BACA JUGA: KLHK Tetapkan 25 Satwa Prioritas Dilindungi

Sedangkan untuk badak sumatera, Direktur Konservasi WWF Indonesia Arnold Sitompul menyarankan upaya konservasi badak sumatera dengan inovasi baru yaitu mendorong program pembiakan semi alami yang lebih aktif karena kondisi populasi di alam sudah sangat kritis.
“Perlindungan habitat saja tidak cukup untuk menyelamatkan badak sumatera,” katanya.

Sebagai informasi, kondisi badak sumatera dan badak jawa yang hidup di Indonesia mengalami keterancaman. Meski hidupnya dilindungi, namun ancaman kepunahan masih sangat besar.
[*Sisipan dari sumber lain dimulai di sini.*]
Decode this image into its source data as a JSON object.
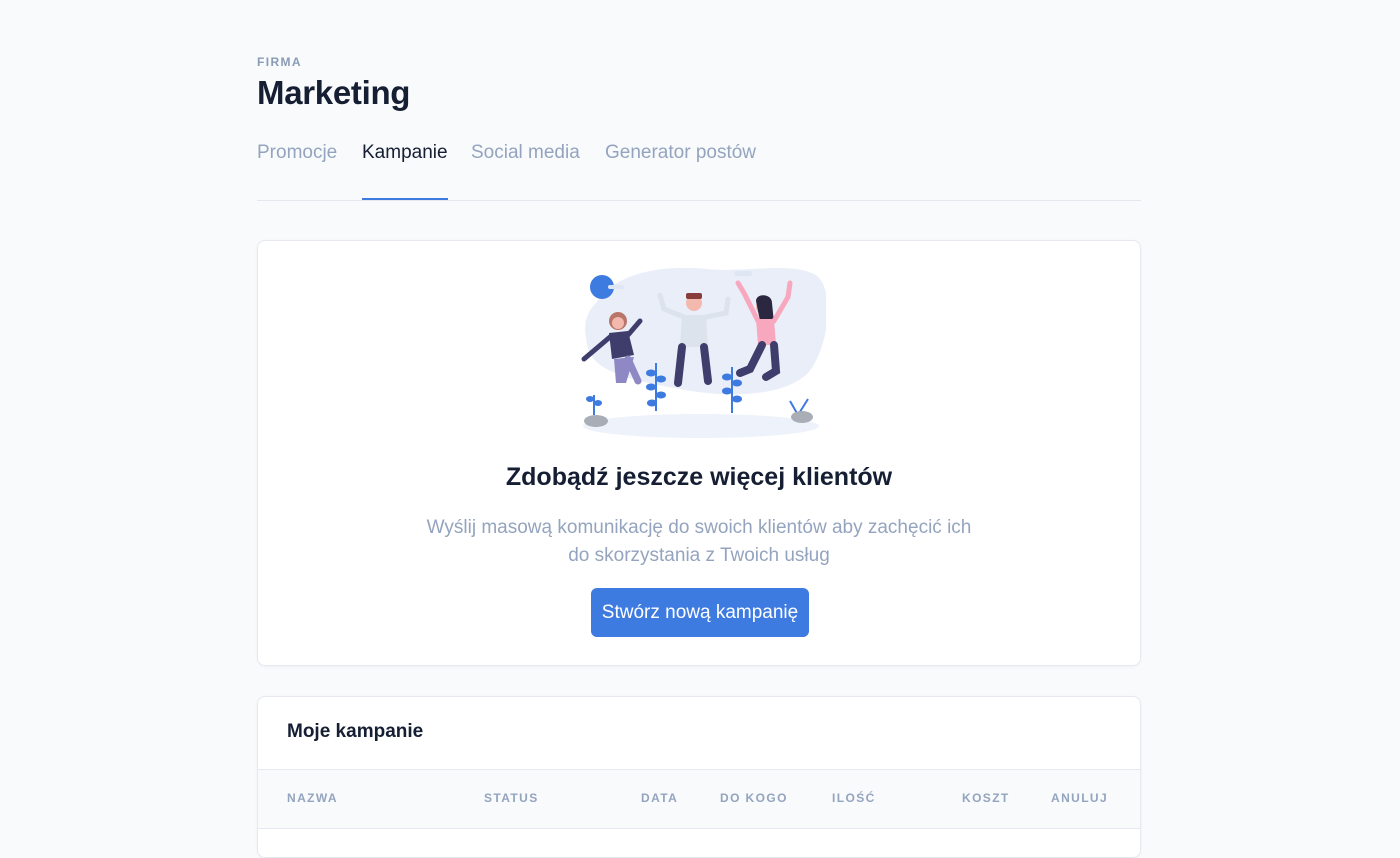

Dua jenis ini, berdasarkan IUCN Red List of Threatened Species Category, statusnya adalah Kritis (Critically Endangered/CR) atau satu langkah menuju kepunahan di alam. Secara umum, penyempitan habitat dan perburuan merupakan musuh utama kehidupan badak di negeri ini.

Pemerintah Indonesia sendiri mencanangkan target pertumbuhan populasi sebesar 10 persen untuk 25 satwa dilindungi pada kurun waktu tahun 2015 – 2019, termasuk di dalamnya badak sumatera dan badak jawa. Untuk badak jawa, target ini hampir terpenuhi, sayangnya tidak untuk badak sumatera, yang junlah populasinya pada tahun 1974, diperkirakan antara 400-700 individu namun dalam 10 tahun belakangan laju kehilangan populasinya mencapai 50 persen. Bahkan di salah satu kantong populasinya di Kerinci Seblat, badak sumatera sudah tidak ditemukan lagi sejak tahun 2008.